Thus, imitation learning helps to suggest how machines mimic actions and thus make it real and safer for applications like self-driving cars and urban planning. When applied to new IL techniques such as GAIL, InfoGAIL, and HAIL in the future, there will be improved and safer interaction between humans and technology. Reinforcement Learning (RL) is also shown to be a strong way to simulate how pedestrians act, even with all the complicated details. These models improve by including things like movement limits, social rules, and expert guidance, making pedestrian simulations more practical and safer, and laying the groundwork for smart systems that can adapt to human behaviour.

3. Methodology

3.1. Overview

The methodology involves constructing environments using scaffolding techniques, developing behavioural models, and integrating machine learning algorithms within a 3D environment. The main objective is to learn an independent pedestrian agent to perform safe and efficient road-crossing of an urban environment with both imitation and reinforcement learning.

3.2. Model Development

The presented system also includes several modern deep learning approaches for pedestrian movement modelling. Some of these are known as – Behavioural Cloning (BC)[34], Generative Adversarial Imitation Learning (GAIL)[3] and Proximal Policy Optimization (PPO)[35]. A mechanism is designed to switch between two models based on environmental context: imitation learning is employed for navigating through walkable residential areas where the agent mimics realistic human behaviours, whereas reinforcement learning is activated specifically in complex scenarios such as road crossings, allowing the agent to make dynamic, adaptive decisions in response to varying traffic conditions.
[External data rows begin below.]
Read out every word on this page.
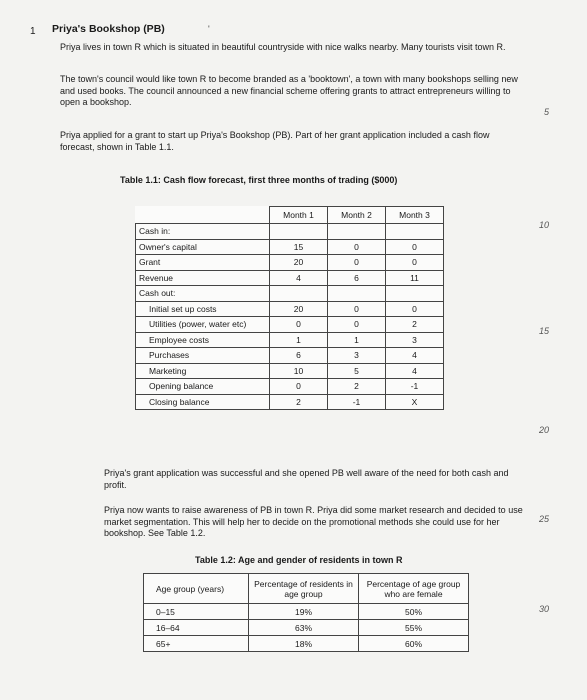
1 Priya's Bookshop (PB)	'
Priya lives in town R which is situated in beautiful countryside with nice walks nearby. Many tourists visit town R.
The town's council would like town R to become branded as a 'booktown', a town with many bookshops selling new and used books. The council announced a new financial scheme offering grants to attract entrepreneurs willing to open a bookshop.
Priya applied for a grant to start up Priya's Bookshop (PB). Part of her grant application included a cash flow forecast, shown in Table 1.1.
Table 1.1: Cash flow forecast, first three months of trading ($000)
	Month 1	Month 2	Month 3
Cash in:			
Owner's capital	15	0	0
Grant	20	0	0
Revenue	4	6	11
Cash out:			
Initial set up costs	20	0	0
Utilities (power, water etc)	0	0	2
Employee costs	1	1	3
Purchases	6	3	4
Marketing	10	5	4
Opening balance	0	2	-1
Closing balance	2	-1	X
Priya's grant application was successful and she opened PB well aware of the need for both cash and profit.
Priya now wants to raise awareness of PB in town R. Priya did some market research and decided to use market segmentation. This will help her to decide on the promotional methods she could use for her bookshop. See Table 1.2.
Table 1.2: Age and gender of residents in town R
Age group (years)	Percentage of residents in age group	Percentage of age group who are female
0–15	19%	50%
16–64	63%	55%
65+	18%	60%
5
10
15
20
25
30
3.2.1. Behavioural Cloning (BC)

Agents in Behavioural Cloning (BC) perform supervised learning by adopting and replicating expert demonstrations to determine their optimal actions. A deep neural network serves as the policy network, which receives state information s (such as pedestrian position, velocity, surroundings) as input, and produces a corresponding predicted action a. The training process for the network involves learning from expert demonstrations containing state-action pairs

(s, a)

. Human expert actions serve as the target reference, and the goal is to minimise the discrepancy between these actions and the predictions generated by the policy network

π_{θ} (s)

, thus achieving accurate imitation and realistic behaviour replication.

3.2.1.1. Loss Function:

The training process is guided by the mean squared error (MSE) loss function, which is formulated as:

L (θ) = E_{(s, a) \sim D} [∥ π_{θ} {(s) - a ∥}^{2}]

(1)

where

D

represents the dataset of expert demonstrations. This equation ensures that the model minimizes the difference between the predicted action

π_{θ} (s)

and the expert action a, thereby aligning the agent’s behaviour with that of the expert. By minimizing the loss function in Equation 1, the agent refines its policy to closely mimic expert decisions, improving its predictive accuracy.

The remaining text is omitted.